In again answering one of my own questions, Rolando Cruz was using fiberglass at the 1956 Olympics. I googled his name and was referred again to PoleVaultPower.com's trivia question of wo was the first to use glass at the Olympics. Mathias as mentioned previously used it in 1952, and then in 1956 it was Roubanis (no surprise) and Cruz (a surprise to me). Bambam, the link references Gerard Dumas' works which you mention.
I'm finished. I just googled Jerry Welbourn and found "The 15 Foot ERA", which is an article by Gerard Dumas. It starts with the first 253 vaults of 15' or greater, ending in October, 1957. These were accomplished by ten men. Dumas also reports the type of pole used.

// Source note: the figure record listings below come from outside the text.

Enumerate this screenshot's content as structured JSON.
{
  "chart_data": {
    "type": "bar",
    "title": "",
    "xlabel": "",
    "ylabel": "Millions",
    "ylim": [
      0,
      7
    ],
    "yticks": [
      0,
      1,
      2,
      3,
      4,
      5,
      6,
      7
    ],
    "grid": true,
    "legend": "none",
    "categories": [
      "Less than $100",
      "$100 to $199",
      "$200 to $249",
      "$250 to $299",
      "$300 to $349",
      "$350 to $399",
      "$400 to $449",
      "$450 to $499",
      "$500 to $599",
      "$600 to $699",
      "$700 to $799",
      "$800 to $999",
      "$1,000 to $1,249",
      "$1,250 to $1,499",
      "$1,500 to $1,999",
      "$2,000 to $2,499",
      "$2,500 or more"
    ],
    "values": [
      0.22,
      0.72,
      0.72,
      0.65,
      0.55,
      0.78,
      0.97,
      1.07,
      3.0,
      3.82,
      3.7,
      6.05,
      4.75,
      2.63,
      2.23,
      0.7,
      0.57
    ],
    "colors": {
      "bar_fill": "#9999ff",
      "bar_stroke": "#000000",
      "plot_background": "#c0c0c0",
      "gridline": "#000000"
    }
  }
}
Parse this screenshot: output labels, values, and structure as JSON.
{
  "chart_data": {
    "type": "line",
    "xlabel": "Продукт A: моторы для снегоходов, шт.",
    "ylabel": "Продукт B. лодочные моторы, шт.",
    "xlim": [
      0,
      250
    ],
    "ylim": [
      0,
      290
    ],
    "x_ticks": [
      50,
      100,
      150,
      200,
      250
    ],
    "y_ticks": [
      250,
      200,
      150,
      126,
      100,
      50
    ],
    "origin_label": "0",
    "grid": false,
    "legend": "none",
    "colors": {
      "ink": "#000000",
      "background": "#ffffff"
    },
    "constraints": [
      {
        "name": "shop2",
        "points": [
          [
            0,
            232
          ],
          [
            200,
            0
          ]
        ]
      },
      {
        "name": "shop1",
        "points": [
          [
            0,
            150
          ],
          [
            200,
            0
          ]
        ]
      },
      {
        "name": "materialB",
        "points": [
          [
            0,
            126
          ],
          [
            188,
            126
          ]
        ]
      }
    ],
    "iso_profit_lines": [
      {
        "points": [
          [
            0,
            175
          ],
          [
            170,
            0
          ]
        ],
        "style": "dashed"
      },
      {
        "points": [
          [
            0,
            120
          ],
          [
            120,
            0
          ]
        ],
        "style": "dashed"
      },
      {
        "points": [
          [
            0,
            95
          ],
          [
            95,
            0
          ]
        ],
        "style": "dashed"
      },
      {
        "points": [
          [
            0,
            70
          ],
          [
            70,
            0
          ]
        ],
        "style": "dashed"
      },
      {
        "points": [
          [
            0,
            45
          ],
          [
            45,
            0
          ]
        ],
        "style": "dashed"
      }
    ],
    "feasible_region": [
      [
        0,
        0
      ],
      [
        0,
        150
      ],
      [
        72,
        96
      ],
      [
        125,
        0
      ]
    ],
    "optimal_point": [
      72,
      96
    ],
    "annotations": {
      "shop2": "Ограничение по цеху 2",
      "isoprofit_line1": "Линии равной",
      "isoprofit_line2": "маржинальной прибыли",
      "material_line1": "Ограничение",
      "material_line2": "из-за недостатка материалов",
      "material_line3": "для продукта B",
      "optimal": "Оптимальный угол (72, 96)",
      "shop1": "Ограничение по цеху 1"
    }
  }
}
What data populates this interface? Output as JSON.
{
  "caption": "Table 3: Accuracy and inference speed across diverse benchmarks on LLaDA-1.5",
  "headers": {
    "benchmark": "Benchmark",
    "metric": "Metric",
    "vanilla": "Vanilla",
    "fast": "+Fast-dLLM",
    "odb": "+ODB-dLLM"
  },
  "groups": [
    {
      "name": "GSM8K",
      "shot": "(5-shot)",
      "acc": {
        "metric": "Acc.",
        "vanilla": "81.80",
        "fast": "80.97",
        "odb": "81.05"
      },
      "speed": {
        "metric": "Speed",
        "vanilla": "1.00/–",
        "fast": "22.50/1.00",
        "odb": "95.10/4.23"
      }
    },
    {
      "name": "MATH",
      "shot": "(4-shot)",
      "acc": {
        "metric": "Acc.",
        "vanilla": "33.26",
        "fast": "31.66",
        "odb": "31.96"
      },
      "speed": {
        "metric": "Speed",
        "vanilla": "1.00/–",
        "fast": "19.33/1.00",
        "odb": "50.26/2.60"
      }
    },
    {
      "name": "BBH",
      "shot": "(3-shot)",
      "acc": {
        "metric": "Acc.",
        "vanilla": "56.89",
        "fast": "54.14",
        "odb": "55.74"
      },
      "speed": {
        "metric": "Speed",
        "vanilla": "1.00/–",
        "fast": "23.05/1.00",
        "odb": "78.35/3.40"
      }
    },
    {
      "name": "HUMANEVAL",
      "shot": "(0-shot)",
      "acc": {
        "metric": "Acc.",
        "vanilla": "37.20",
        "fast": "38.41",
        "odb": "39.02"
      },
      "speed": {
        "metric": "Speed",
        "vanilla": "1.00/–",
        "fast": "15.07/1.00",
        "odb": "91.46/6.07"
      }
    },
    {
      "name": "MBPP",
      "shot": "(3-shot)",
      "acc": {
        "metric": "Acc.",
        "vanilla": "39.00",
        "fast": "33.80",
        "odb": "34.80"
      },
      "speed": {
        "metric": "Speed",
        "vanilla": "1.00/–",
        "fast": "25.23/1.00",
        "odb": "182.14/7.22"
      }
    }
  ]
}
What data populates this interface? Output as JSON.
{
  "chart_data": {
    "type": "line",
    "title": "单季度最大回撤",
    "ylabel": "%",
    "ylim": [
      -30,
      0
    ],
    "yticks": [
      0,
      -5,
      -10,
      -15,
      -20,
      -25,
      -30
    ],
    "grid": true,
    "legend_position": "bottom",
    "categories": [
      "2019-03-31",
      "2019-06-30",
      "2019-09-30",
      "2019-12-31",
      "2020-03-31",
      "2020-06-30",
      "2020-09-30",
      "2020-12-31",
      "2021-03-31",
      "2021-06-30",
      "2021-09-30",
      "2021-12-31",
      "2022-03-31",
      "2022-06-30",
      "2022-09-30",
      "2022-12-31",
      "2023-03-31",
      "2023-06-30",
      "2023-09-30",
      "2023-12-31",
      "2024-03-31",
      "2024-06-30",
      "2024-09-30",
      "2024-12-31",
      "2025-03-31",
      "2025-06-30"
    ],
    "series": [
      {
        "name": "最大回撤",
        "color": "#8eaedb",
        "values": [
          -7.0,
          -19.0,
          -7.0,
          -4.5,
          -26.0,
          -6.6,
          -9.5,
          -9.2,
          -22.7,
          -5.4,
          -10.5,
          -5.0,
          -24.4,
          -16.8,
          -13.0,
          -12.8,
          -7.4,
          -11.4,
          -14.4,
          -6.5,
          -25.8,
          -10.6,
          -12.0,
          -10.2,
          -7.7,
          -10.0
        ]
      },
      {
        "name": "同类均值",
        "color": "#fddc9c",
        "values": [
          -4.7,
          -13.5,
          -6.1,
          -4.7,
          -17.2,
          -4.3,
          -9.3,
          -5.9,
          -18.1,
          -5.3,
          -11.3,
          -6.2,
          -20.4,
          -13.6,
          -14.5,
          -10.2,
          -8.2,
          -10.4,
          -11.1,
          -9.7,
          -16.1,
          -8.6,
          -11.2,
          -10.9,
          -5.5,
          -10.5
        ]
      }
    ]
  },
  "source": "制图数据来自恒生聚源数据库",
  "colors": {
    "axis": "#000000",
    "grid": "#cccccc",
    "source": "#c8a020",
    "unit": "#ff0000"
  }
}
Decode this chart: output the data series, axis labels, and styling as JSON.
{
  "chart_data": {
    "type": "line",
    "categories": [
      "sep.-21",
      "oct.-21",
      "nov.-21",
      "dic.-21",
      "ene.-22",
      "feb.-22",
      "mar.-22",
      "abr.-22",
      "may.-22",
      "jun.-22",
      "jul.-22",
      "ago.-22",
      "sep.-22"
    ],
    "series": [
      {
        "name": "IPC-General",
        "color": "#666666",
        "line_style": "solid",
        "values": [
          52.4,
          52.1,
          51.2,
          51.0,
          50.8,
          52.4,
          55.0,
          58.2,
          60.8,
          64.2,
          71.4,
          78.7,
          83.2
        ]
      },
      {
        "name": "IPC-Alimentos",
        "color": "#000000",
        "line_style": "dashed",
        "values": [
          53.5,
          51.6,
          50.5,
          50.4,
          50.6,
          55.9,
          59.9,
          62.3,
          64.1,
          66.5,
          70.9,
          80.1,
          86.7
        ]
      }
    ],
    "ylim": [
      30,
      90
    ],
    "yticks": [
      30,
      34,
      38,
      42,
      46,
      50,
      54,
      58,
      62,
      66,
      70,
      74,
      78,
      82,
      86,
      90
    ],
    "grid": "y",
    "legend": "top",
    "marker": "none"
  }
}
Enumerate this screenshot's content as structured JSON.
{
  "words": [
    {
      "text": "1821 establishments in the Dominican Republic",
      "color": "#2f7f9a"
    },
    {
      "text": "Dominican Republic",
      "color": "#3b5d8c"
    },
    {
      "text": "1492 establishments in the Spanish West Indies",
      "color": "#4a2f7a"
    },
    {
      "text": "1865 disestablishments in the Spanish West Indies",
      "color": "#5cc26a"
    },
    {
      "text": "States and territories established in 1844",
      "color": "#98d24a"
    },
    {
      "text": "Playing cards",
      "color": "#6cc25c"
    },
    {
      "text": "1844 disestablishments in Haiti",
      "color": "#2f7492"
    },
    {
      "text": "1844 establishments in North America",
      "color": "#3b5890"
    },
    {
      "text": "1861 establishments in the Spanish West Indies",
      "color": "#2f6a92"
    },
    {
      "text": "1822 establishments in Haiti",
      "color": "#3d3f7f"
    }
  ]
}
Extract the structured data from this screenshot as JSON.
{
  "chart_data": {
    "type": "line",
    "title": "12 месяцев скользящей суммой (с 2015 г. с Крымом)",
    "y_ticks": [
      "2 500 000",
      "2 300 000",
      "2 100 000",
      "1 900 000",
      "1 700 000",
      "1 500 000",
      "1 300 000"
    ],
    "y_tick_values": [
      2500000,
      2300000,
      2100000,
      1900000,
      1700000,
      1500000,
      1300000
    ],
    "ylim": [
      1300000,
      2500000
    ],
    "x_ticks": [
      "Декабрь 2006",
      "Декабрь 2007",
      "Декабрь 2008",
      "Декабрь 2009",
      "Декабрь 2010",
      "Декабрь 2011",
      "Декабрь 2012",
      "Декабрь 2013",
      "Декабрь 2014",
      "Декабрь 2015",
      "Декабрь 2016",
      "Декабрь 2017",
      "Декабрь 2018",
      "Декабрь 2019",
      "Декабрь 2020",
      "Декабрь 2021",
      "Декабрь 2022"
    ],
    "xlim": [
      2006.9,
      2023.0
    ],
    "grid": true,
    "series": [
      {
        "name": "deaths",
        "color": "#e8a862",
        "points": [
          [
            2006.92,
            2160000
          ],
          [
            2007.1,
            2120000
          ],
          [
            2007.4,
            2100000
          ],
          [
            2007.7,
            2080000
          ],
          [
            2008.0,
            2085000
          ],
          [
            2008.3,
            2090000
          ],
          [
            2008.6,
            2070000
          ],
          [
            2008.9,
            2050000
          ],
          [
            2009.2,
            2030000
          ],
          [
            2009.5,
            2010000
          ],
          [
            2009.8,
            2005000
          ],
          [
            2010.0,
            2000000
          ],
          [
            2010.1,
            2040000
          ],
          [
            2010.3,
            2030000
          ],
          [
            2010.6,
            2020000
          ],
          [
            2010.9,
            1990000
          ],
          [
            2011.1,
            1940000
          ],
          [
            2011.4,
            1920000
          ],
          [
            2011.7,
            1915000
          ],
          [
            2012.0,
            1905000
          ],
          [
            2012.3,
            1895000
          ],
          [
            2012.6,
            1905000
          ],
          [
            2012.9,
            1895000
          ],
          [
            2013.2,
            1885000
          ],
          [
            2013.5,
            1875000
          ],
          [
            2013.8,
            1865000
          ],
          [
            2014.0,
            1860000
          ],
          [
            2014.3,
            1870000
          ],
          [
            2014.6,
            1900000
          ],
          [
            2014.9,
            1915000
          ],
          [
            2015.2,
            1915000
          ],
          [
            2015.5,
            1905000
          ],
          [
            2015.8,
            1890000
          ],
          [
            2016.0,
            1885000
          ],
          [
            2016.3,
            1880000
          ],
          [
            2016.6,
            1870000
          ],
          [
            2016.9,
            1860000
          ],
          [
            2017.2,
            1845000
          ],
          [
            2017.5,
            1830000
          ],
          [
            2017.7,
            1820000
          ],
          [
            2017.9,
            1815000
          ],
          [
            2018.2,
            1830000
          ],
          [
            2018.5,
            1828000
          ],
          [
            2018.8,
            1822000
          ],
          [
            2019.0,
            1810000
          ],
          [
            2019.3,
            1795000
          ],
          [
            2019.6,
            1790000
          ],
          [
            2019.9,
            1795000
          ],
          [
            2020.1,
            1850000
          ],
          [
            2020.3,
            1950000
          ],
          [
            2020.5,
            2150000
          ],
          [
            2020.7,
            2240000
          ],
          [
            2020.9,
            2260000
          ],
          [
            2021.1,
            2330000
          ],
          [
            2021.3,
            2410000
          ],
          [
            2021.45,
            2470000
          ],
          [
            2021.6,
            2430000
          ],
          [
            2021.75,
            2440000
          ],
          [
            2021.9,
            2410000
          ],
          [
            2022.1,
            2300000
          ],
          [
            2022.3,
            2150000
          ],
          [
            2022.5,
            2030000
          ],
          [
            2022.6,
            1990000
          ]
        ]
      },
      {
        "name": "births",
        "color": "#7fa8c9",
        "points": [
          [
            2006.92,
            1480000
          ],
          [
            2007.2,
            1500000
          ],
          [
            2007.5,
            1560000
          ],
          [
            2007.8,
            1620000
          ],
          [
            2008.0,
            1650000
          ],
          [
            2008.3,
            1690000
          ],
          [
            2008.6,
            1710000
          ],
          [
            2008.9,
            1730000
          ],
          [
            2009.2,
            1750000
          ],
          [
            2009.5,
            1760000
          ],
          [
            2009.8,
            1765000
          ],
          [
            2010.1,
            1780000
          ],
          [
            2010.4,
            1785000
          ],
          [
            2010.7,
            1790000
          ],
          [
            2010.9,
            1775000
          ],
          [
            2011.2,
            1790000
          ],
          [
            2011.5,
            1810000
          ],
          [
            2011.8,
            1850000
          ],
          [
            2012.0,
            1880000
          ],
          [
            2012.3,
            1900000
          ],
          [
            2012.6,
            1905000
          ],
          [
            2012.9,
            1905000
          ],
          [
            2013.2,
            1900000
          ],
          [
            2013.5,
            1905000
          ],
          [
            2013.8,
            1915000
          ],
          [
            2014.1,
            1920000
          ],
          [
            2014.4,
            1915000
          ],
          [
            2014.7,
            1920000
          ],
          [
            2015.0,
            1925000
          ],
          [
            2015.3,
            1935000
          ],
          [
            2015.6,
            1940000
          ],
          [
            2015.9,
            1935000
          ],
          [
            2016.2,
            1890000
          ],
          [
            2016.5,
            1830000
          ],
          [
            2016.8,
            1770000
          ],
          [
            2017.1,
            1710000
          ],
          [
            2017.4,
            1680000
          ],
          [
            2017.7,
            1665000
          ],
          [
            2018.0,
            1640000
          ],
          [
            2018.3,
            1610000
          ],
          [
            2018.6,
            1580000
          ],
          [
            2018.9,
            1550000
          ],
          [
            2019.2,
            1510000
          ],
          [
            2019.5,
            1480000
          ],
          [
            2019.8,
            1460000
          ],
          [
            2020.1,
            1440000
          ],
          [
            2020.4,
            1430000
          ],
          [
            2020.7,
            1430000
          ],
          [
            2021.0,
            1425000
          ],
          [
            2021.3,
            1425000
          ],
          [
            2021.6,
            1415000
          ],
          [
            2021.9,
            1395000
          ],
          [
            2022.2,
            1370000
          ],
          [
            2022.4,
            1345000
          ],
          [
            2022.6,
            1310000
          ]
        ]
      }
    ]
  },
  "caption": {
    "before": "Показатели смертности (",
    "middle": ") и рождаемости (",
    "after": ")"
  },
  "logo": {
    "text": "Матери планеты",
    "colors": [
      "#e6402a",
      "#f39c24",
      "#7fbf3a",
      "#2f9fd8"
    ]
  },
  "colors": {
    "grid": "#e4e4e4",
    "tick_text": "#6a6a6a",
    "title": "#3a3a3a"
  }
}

Wamberdam on bamboo; then Laz, Richards, Cooper, Bragg, Gutowski, Welbourn, Morris, Joe Rose all on metal; and Jim Brewer on glass, He then extends the list to the first 120 men to vault 15 feet. To my surprise I found that Wadsworth was a glass vaulter. The other metal vaulters were Landstrom, Graham, Bulatov, Martin, Mattos, Schwarz, Krassovskis, Jeitner, Pennel, Cramer, Clark, Preussger, Kristov, Kimmel, Jeisy, Petrenko, and lastly Plymale. Something I read earlier makes me suspicious of the accuracy of Plymale. Now its time to get curious about something else.